Nelson, the marketing executive, said he has seen an increase in usage among his clients as they seek out “every tool possible to get in front or gain followers.” Platforms host meetings with Feeney and other stars to advise them on “best practices” for (among other things) hashtag use.
Nowhere is the utility of hashtags more evident than in the proliferation of viral “hashtag challenge” videos encouraging users to upload videos of themselves performing an easy-to-imitate dance or meme.
“You’re going to pay five people, but thanks to the ‘one-to-many-to-many’ model that is inside the structure of TikTok, you can get maybe hundreds, if not thousands — and sometimes hundreds of thousands — of videos created for free,” said Alessandro Bogliari, chief executive of the Influencer Marketing Factory, which acts as a middleman between influencers and brands.
The behavior this economy encourages can be bizarre. If a corporate-sponsored hashtag gets trendy enough, people will start adding it to their own posts — no matter how unrelated the two are — in an attempt to surf the wave of virality. That results in incongruities such as a black-and-white clip of a rat hurling itself off a ledge, set to Billy Joel’s “Piano Man,” that features hashtags sponsored by Samsung and Bobbi Brown Cosmetics; or a Mastercard-funded hashtag showing up below a vaguely disturbing montage of someone turning their hand into a single giant finger with prosthetic makeup.

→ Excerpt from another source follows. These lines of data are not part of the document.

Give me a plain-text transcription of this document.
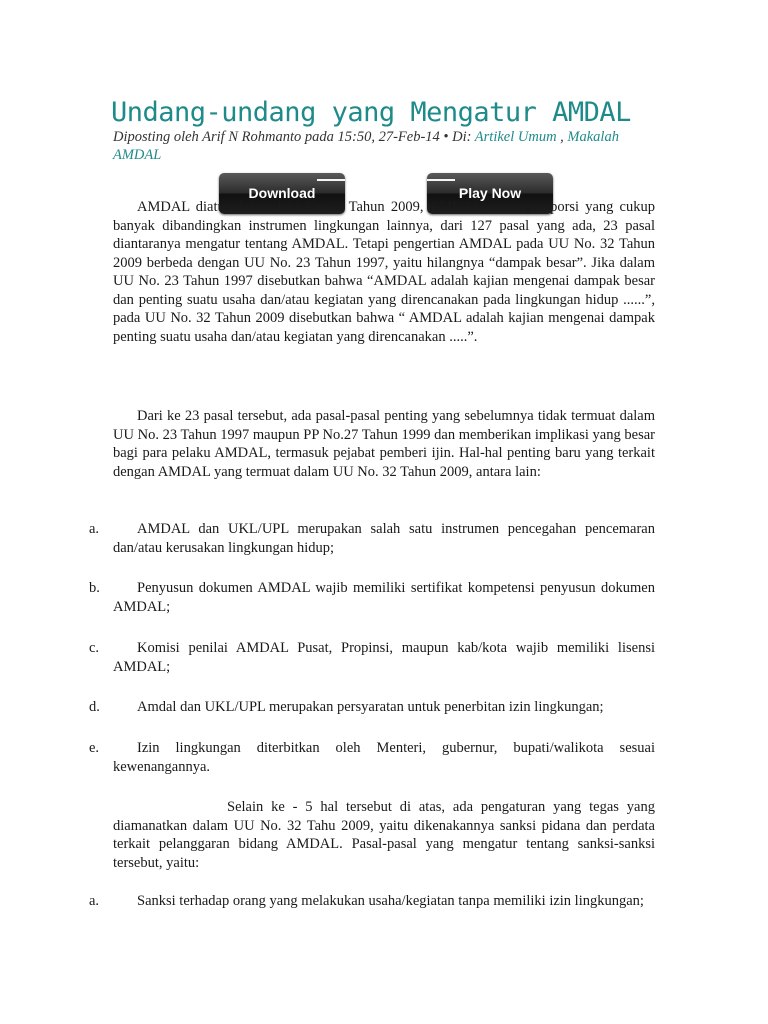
Undang-undang yang Mengatur AMDAL
Diposting oleh Arif N Rohmanto pada 15:50, 27-Feb-14 • Di: Artikel Umum , Makalah AMDAL
Download	Play Now

AMDAL diatur dalam UU No 32 Tahun 2009, AMDAL mendapat porsi yang cukup banyak dibandingkan instrumen lingkungan lainnya, dari 127 pasal yang ada, 23 pasal diantaranya mengatur tentang AMDAL. Tetapi pengertian AMDAL pada UU No. 32 Tahun 2009 berbeda dengan UU No. 23 Tahun 1997, yaitu hilangnya “dampak besar”. Jika dalam UU No. 23 Tahun 1997 disebutkan bahwa “AMDAL adalah kajian mengenai dampak besar dan penting suatu usaha dan/atau kegiatan yang direncanakan pada lingkungan hidup ......”, pada UU No. 32 Tahun 2009 disebutkan bahwa “ AMDAL adalah kajian mengenai dampak penting suatu usaha dan/atau kegiatan yang direncanakan .....”.

Dari ke 23 pasal tersebut, ada pasal-pasal penting yang sebelumnya tidak termuat dalam UU No. 23 Tahun 1997 maupun PP No.27 Tahun 1999 dan memberikan implikasi yang besar bagi para pelaku AMDAL, termasuk pejabat pemberi ijin. Hal-hal penting baru yang terkait dengan AMDAL yang termuat dalam UU No. 32 Tahun 2009, antara lain:

a.	AMDAL dan UKL/UPL merupakan salah satu instrumen pencegahan pencemaran dan/atau kerusakan lingkungan hidup;

b.	Penyusun dokumen AMDAL wajib memiliki sertifikat kompetensi penyusun dokumen AMDAL;

c.	Komisi penilai AMDAL Pusat, Propinsi, maupun kab/kota wajib memiliki lisensi AMDAL;

d.	Amdal dan UKL/UPL merupakan persyaratan untuk penerbitan izin lingkungan;

e.	Izin lingkungan diterbitkan oleh Menteri, gubernur, bupati/walikota sesuai kewenangannya.

Selain ke - 5 hal tersebut di atas, ada pengaturan yang tegas yang diamanatkan dalam UU No. 32 Tahu 2009, yaitu dikenakannya sanksi pidana dan perdata terkait pelanggaran bidang AMDAL. Pasal-pasal yang mengatur tentang sanksi-sanksi tersebut, yaitu:

a.	Sanksi terhadap orang yang melakukan usaha/kegiatan tanpa memiliki izin lingkungan;
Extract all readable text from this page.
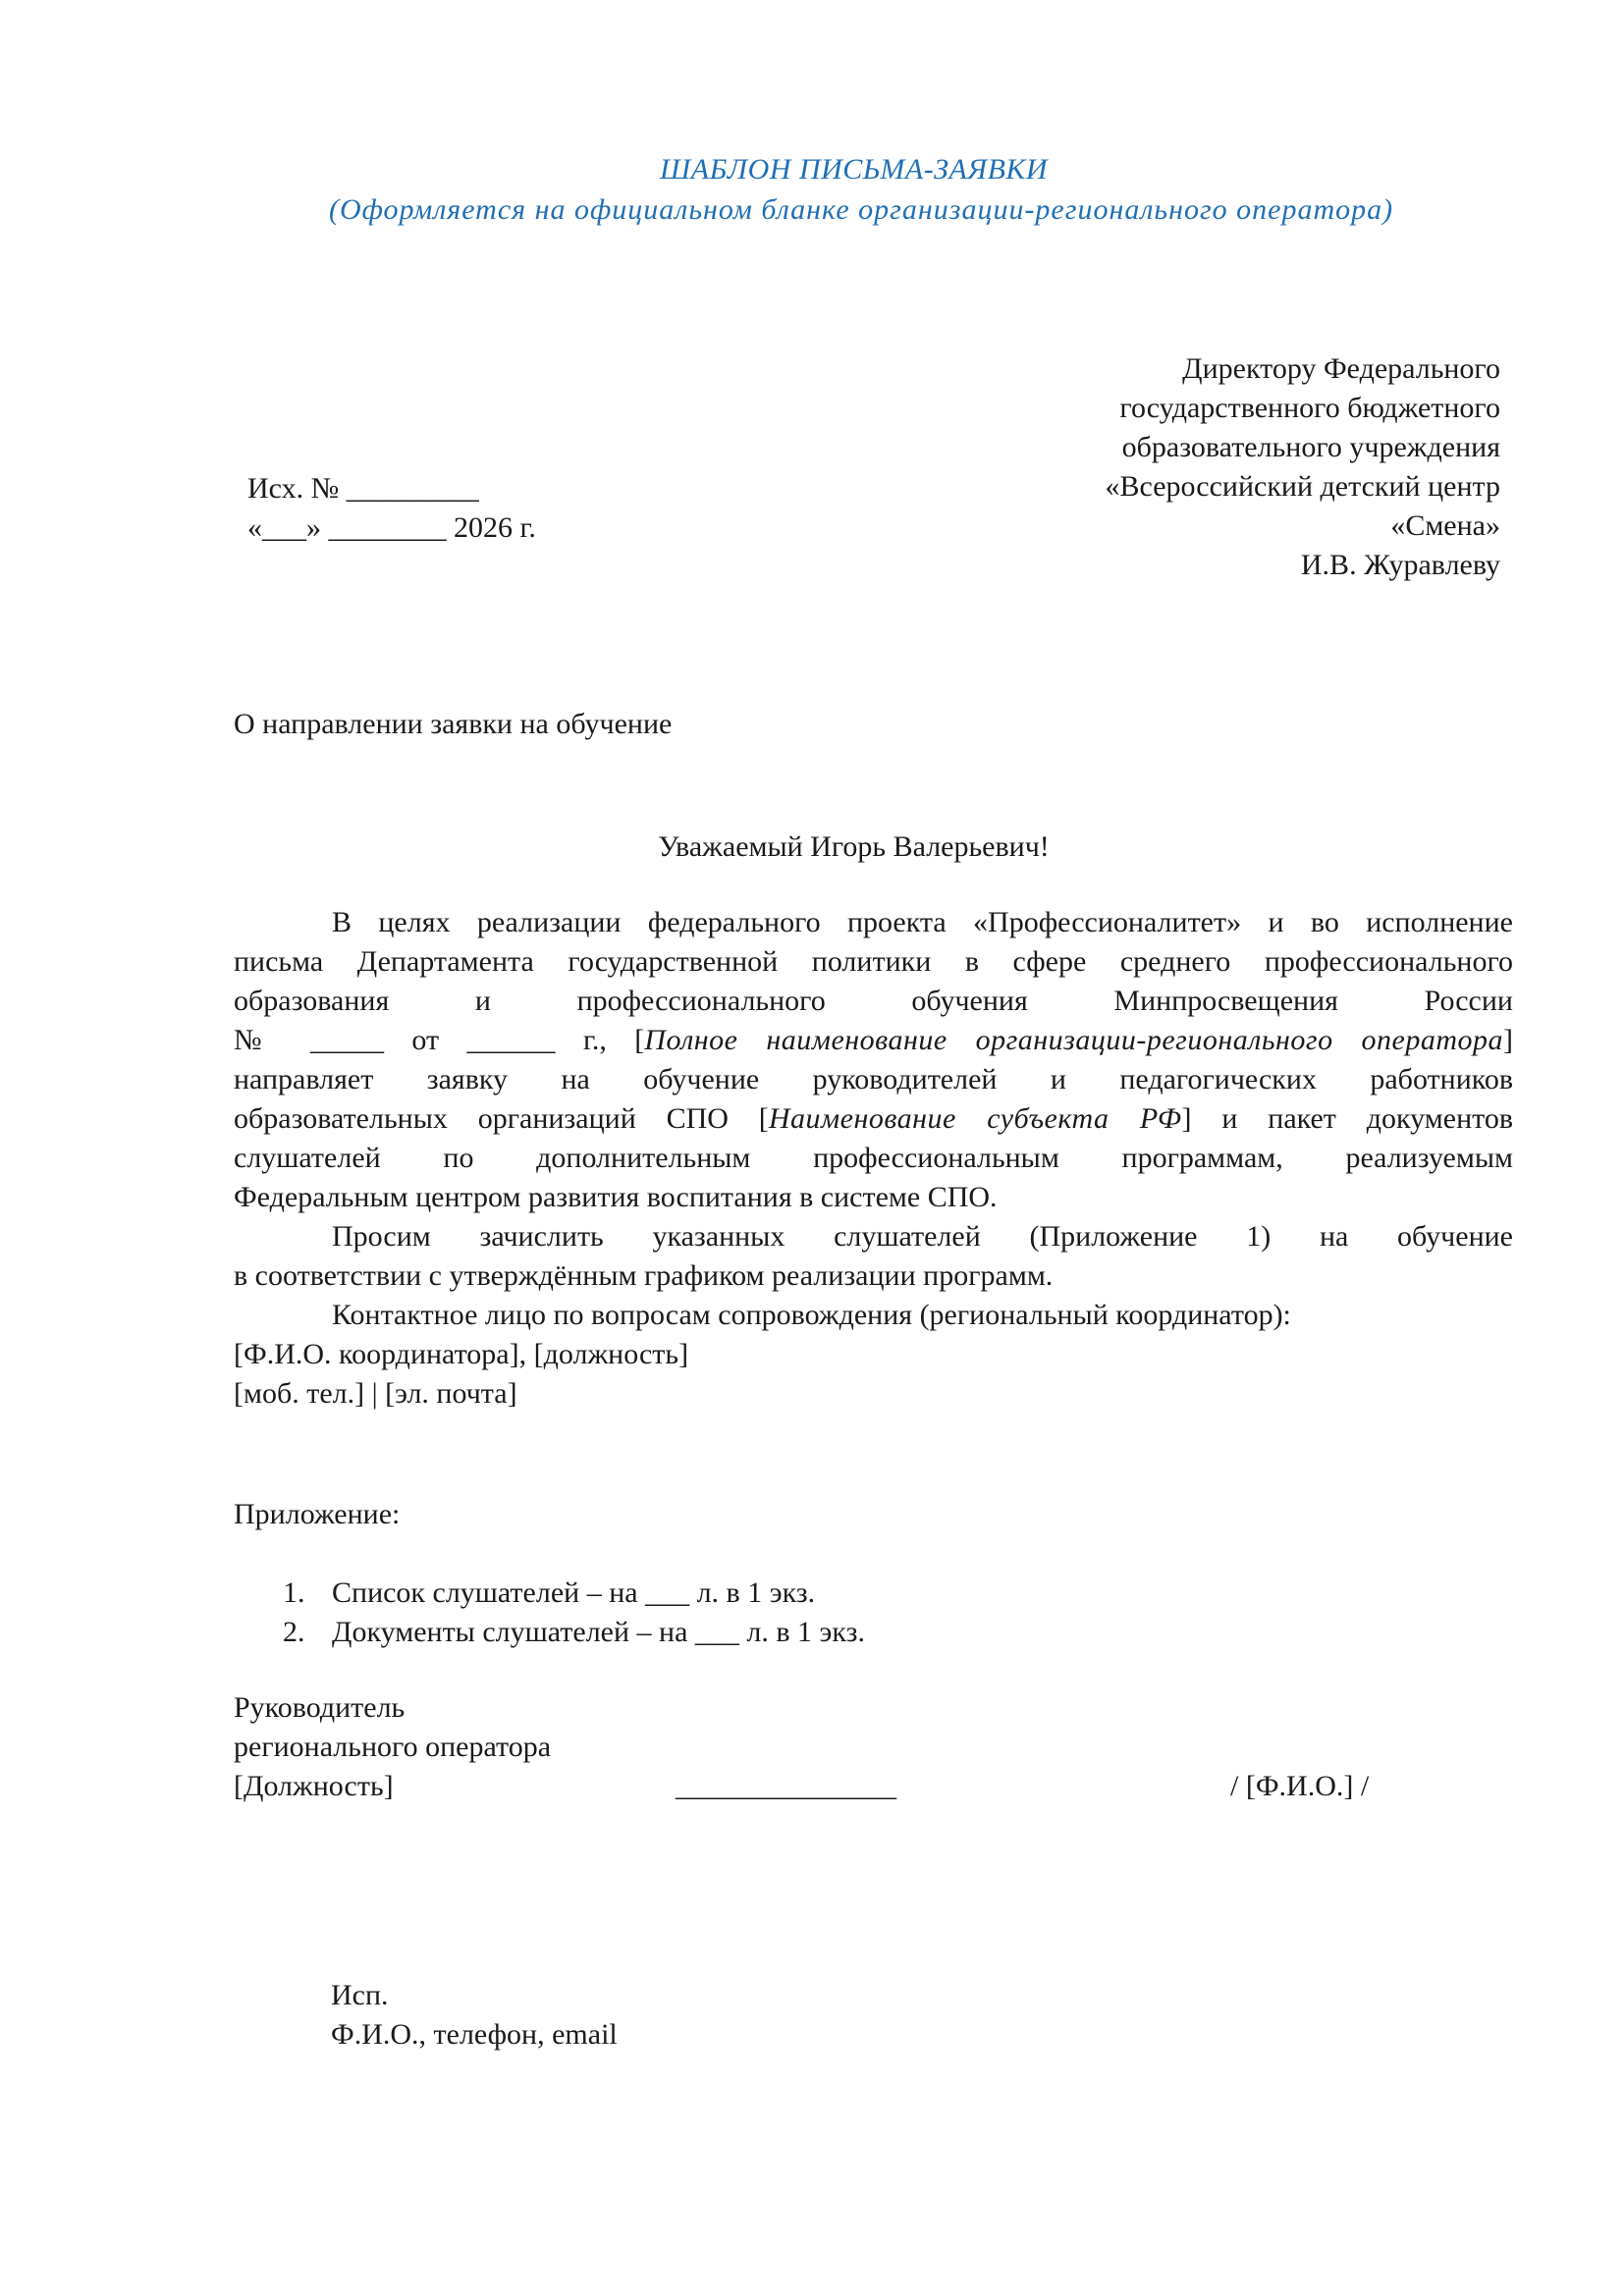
ШАБЛОН ПИСЬМА-ЗАЯВКИ
(Оформляется на официальном бланке организации-регионального оператора)
Директору Федерального
государственного бюджетного
образовательного учреждения
«Всероссийский детский центр
«Смена»
И.В. Журавлеву
Исх. № _________
«___» ________ 2026 г.
О направлении заявки на обучение
Уважаемый Игорь Валерьевич!

В целях реализации федерального проекта «Профессионалитет» и во исполнение

письма Департамента государственной политики в сфере среднего профессионального

образования и профессионального обучения Минпросвещения России

№ _____ от ______ г., [Полное наименование организации-регионального оператора]

направляет заявку на обучение руководителей и педагогических работников

образовательных организаций СПО [Наименование субъекта РФ] и пакет документов

слушателей по дополнительным профессиональным программам, реализуемым

Федеральным центром развития воспитания в системе СПО.

Просим зачислить указанных слушателей (Приложение 1) на обучение

в соответствии с утверждённым графиком реализации программ.

Контактное лицо по вопросам сопровождения (региональный координатор):

[Ф.И.О. координатора], [должность]

[моб. тел.] | [эл. почта]

Приложение:
1. Список слушателей – на ___ л. в 1 экз.
2. Документы слушателей – на ___ л. в 1 экз.
Руководитель
регионального оператора
[Должность]	_______________	/ [Ф.И.О.] /
Исп.
Ф.И.О., телефон, email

It’s hard to imagine that the companies spending $100,000 on hashtags are doing it with rodent deaths and B-movie grotesqueries in mind. But in some sense that’s exactly what they’re paying for: organic, bottom-up influence on the app everyone wants a piece of.
At least for now, it’s enough to keep the money and the hashtags flowing.
“Thanks to TikTok,” Bogliari said, “hashtags came back — mostly because of self-interest.”